Bapak mertuaku pergi masuk ke kamar itu. Melihat anaknya. Isteriku yang terbaring pasrah. Kesabaran bapak mertuaku jelas tengah diuji disini. Dan aku tengah lantang berbicara di tempat yang jauh untuk membuat orang lalin lebih pintar. Sementara isteri dan anakku terbaring disini!

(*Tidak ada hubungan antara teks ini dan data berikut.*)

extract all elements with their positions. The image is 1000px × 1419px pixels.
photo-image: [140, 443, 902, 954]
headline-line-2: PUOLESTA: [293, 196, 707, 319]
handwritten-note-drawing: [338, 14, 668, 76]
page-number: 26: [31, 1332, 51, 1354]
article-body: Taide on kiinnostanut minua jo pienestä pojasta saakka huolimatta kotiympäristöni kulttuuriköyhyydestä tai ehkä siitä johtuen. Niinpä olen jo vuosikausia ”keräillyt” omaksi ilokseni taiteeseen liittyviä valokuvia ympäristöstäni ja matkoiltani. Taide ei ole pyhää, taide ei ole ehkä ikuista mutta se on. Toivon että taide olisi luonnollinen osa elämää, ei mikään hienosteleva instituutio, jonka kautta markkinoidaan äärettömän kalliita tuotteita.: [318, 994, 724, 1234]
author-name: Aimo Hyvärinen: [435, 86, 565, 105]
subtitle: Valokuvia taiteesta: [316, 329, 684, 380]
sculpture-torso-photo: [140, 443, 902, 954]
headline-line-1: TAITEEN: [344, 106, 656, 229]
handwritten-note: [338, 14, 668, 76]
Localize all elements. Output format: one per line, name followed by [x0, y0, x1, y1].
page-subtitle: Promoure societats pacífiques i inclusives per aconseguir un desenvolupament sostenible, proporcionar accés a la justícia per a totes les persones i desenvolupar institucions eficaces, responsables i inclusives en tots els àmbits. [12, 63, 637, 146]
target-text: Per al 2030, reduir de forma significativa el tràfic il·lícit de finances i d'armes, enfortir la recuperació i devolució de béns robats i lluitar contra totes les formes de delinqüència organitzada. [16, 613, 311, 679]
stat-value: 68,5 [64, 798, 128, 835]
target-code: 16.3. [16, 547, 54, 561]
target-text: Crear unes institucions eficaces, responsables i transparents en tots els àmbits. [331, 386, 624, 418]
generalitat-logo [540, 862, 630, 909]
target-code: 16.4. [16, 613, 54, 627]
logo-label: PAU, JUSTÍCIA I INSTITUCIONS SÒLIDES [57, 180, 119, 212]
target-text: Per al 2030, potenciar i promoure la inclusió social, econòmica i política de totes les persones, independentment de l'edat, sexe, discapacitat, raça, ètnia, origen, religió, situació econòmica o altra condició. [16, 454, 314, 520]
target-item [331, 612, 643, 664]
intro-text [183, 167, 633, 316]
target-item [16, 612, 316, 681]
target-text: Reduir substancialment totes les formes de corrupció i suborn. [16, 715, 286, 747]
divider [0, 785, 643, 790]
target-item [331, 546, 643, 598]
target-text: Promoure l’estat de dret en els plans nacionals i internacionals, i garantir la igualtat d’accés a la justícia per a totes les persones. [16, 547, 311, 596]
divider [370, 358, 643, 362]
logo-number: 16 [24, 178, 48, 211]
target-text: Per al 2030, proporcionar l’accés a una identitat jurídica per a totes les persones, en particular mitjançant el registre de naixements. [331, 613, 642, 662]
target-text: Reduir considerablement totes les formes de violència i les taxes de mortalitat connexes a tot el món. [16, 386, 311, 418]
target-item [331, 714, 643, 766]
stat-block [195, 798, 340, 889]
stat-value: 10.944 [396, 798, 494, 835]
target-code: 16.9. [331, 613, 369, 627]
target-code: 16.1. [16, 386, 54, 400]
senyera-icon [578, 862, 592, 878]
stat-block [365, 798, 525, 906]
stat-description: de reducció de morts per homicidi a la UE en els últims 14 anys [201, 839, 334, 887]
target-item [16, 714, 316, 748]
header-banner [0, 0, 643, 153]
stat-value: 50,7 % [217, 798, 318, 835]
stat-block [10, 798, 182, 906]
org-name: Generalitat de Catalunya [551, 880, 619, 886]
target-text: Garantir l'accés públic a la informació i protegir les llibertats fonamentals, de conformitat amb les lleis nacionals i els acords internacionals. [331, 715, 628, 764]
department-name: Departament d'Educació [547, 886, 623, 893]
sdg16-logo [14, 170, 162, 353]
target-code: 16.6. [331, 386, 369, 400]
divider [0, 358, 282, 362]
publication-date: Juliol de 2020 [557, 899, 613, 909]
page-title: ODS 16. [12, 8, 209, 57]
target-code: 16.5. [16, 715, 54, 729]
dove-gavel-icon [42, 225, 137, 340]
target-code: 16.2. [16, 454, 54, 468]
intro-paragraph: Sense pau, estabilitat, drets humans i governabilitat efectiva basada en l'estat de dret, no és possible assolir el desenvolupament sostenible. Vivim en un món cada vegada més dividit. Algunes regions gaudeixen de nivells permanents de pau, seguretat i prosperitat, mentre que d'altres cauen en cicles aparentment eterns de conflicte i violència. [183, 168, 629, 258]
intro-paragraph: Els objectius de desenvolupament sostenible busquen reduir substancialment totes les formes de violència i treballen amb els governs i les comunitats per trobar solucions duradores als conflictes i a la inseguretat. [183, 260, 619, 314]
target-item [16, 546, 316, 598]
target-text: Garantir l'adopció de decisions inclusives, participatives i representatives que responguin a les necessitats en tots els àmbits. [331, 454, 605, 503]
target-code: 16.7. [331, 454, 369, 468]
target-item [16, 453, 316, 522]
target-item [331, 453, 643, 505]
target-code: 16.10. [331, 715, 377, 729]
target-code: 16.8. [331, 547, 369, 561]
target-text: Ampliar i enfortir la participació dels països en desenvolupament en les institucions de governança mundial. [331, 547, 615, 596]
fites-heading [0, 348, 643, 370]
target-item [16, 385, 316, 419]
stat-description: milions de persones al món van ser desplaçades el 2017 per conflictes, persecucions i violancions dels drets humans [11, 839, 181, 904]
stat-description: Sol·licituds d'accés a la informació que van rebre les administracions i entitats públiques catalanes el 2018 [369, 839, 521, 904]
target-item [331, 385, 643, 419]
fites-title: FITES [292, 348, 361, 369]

“Bagaimana sekarang? Apa kau sudah mengingat semuanya?” tanya sosok cahaya biru itu. Aku terdiam dan ingin menangis. Tapi egoku masih terus mencoba untuk membela diri.
“Apa yang salah dengan semua itu wahai malaikat? Aku bekerja untuk isteri dan anak-anakku dengan mengorbankan waktuku sendiri. Bahkan untuk sekedar beristirahatpun aku tak sempat!” teriakku. Sosok cahaya itu tetap diam. Mungkin dia memang memberikan kesempatan kepadaku untuk membela diri.
“Lalu sekarang isteriku meninggal ketika dia sedang asyik masyuk dengan lelaki lain. Dimana kebenaran dan keadilan itu?”
“Isterimu memang melakukan kesalahan. Tapi tahukah kamu, semua itu disebabkan karena dirimu sendiri? Siapa bilang kau tidak berselingkuh? Kalau saja pekerjaanmu itu berwujud seorang perempuan, mungkin kau sebenarnya tengah memeluk dan bercinta dengannya. Hampir seluruh jiwa dan ragamu kau persembahkan untuk pekerjaanmu. ‘demi anak isterimu selalu kau jadikan senjata kepada mereka seandainya mereka menutut waktu lebih darimu. Sekarang aku tanya, apa bedanya isterimu yang tengah memeluk lelaki lain karena tak menemukan citanya pada dirimu sementara dirimu yang bercinta dengan pekerjaanmu itu karena ego dan nafsumu sehingga melupakan kewajibanmu terhadap mereka?”
Aku terdiam. Otak hendak menyangkal tapi jiwaku menolaknya. “APA BEDANYA AKU DENGAN ISTERIKU? KALAU DIA SELINGKUH DENGAN LELAKI LAIN SEBAGAI PELARIAN ATAS KE-EGOISAN-KU, MAKA AKU BERSELINGKUH DENGAN PEKERJAAN DAN KESIBUKAN MERAIH AMBISI DAN NAFSUKU. KALAU PEKERJAANKU BERWUJUD SEORANG WANITA, MAKA BISA JADI SELAMA INI AKU TELAH MENGKHIANATI ISTERIKU!”

Sedikit demi sedikit aku mampu membuka mataku. Tak ada anakku, tak ada isteriku.

Setahun setelah aku berhasil disembuhkan dari kecelakaan akibat gempa itu, kini aku kembali menjalani hidup. Mati suri yang aku alami benar-benar membuatku semakin mengerti, untuk apa aku hidup. Tapi sayang, isteri dan anak-anakku tidak terselamatkan dalam bencana itu.